First Planets Found Around Sun-Like Stars in a Cluster
NASA-funded astronomers have, for the first time, spotted planets orbiting sun-like stars in a crowded cluster of stars. The findings offer the best evidence yet planets can sprout up in dense stellar environments. Although the newfound planets are not habitable, their skies would be starrier than what we see from Earth.The starry-skied planets are two so-called hot Jupiters, which are massive, gaseous orbs that are boiling hot because they orbit tightly around their parent stars. Each hot Jupiter circles a different sun-like star in the Beehive Cluster, also called the Praesepe, a collection of roughly 1,000 stars that appear to be swarming around a common center.
The Beehive is an open cluster, or a grouping of stars born at about the same time and out of the same giant cloud of material. As such, the stars share a similar chemical composition. Unlike the majority of stars, which spread out shortly after birth, these young stars remain loosely bound together by mutual gravitational attraction.
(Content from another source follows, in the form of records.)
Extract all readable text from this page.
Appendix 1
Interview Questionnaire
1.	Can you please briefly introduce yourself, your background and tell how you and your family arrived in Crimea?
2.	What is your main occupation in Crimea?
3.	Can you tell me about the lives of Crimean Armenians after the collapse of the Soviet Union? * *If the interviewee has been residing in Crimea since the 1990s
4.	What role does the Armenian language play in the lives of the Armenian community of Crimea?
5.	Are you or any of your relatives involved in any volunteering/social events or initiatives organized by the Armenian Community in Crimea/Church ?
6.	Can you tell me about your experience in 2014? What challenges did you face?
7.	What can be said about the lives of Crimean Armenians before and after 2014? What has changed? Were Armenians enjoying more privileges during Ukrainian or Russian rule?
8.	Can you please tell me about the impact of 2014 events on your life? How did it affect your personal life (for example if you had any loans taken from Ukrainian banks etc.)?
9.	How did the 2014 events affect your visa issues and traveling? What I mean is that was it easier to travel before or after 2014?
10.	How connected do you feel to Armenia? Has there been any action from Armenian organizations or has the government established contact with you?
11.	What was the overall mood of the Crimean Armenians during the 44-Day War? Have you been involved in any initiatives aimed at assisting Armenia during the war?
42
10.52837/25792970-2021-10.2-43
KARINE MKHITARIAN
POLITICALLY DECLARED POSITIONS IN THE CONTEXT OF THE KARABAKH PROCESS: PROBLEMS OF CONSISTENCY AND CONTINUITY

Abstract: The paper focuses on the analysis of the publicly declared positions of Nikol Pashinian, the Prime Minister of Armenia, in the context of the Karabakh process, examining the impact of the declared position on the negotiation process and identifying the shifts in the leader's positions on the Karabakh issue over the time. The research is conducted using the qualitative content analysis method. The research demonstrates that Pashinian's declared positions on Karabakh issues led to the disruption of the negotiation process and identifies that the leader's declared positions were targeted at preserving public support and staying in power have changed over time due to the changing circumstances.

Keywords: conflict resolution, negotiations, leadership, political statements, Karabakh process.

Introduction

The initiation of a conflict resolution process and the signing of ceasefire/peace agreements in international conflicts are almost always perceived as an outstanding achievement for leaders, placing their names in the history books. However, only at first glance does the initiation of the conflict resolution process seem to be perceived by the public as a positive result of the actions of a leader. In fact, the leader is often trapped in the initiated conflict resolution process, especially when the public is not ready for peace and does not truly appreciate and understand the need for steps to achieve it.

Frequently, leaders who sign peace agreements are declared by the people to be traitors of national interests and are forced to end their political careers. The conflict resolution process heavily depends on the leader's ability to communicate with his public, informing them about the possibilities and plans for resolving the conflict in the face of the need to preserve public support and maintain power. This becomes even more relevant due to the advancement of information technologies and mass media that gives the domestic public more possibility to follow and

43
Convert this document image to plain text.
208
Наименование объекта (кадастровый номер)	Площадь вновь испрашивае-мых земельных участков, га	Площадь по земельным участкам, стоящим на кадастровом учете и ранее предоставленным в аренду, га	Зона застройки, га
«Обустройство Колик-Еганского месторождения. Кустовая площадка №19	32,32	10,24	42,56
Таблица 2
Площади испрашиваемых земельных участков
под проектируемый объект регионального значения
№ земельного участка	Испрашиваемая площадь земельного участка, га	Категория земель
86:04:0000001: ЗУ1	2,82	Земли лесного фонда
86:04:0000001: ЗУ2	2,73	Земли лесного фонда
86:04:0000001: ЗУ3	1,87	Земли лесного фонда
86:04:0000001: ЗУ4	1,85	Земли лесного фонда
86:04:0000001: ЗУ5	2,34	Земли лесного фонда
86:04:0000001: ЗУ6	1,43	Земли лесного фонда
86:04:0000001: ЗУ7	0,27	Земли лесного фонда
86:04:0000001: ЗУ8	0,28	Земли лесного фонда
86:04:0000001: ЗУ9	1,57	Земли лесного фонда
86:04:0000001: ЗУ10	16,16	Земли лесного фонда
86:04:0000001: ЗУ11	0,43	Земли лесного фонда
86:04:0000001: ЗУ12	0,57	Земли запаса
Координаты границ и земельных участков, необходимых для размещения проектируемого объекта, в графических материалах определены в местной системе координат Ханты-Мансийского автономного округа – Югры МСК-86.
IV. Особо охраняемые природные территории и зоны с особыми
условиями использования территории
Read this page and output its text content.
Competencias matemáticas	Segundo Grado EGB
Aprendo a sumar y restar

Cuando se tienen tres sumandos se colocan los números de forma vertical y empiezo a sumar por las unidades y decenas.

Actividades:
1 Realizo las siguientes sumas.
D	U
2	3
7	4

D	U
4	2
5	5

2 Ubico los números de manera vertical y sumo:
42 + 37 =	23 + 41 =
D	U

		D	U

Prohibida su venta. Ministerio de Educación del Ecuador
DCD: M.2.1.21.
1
"We are detecting more and more planets that can thrive in diverse and extreme environments like these nearby clusters," said Mario R. Perez, the NASA astrophysics program scientist in the Origins of Solar Systems Program. "Our galaxy contains more than 1,000 of these open clusters, which potentially can present the physical conditions for harboring many more of these giant planets."
The two new Beehive planets are called Pr0201b and Pr0211b. The star's name followed by a "b" is the standard naming convention for planets.
"These are the first 'b's' in the Beehive," said Sam Quinn, a graduate student in astronomy at Georgia State University in Atlanta and the lead author of the paper describing the results, which was published in the Astrophysical Journal Letters.
Quinn and his team, in collaboration with David Latham at the Harvard-Smithsonian Center for Astrophysics, discovered the planets by using the 1.5-meter Tillinghast telescope at the Smithsonian Astrophysical Observatory's Fred Lawrence Whipple Observatory in Arizona to measure the slight gravitational wobble the orbiting planets induce upon their host stars. Previous searches of clusters had turned up two planets around massive stars but none had been found around stars like our sun until now.
"This has been a big puzzle for planet hunters," Quinn said. "We know that most stars form in clustered environments like the Orion nebula, so unless this dense environment inhibits planet formation, at least some sun-like stars in open clusters should have planets. Now, we finally know they are indeed there."
The results also are of interest to theorists who are trying to understand how hot Jupiters wind up so close to their stars. Most theories contend these blistering worlds start out much cooler and farther from their stars before migrating inward.
"The relatively young age of the Beehive cluster makes these planets among the youngest known," said Russel White, the principal investigator on the NASA Origins of Solar Systems grant that funded this study. "And that's important because it sets a constraint on how quickly giant planets migrate inward. And knowing how quickly they migrate is the first step to figuring out how they migrate."
The research team suspects planets were turned up in the Beehive cluster because it is rich in metals. Stars in the Beehive have more heavy elements such as iron than the sun has.
According to White, "Searches for planets around nearby stars suggest that these metals act like a 'planet fertilizer,' leading to an abundant crop of gas-giant planets. Our results suggest this may be true in clusters as well."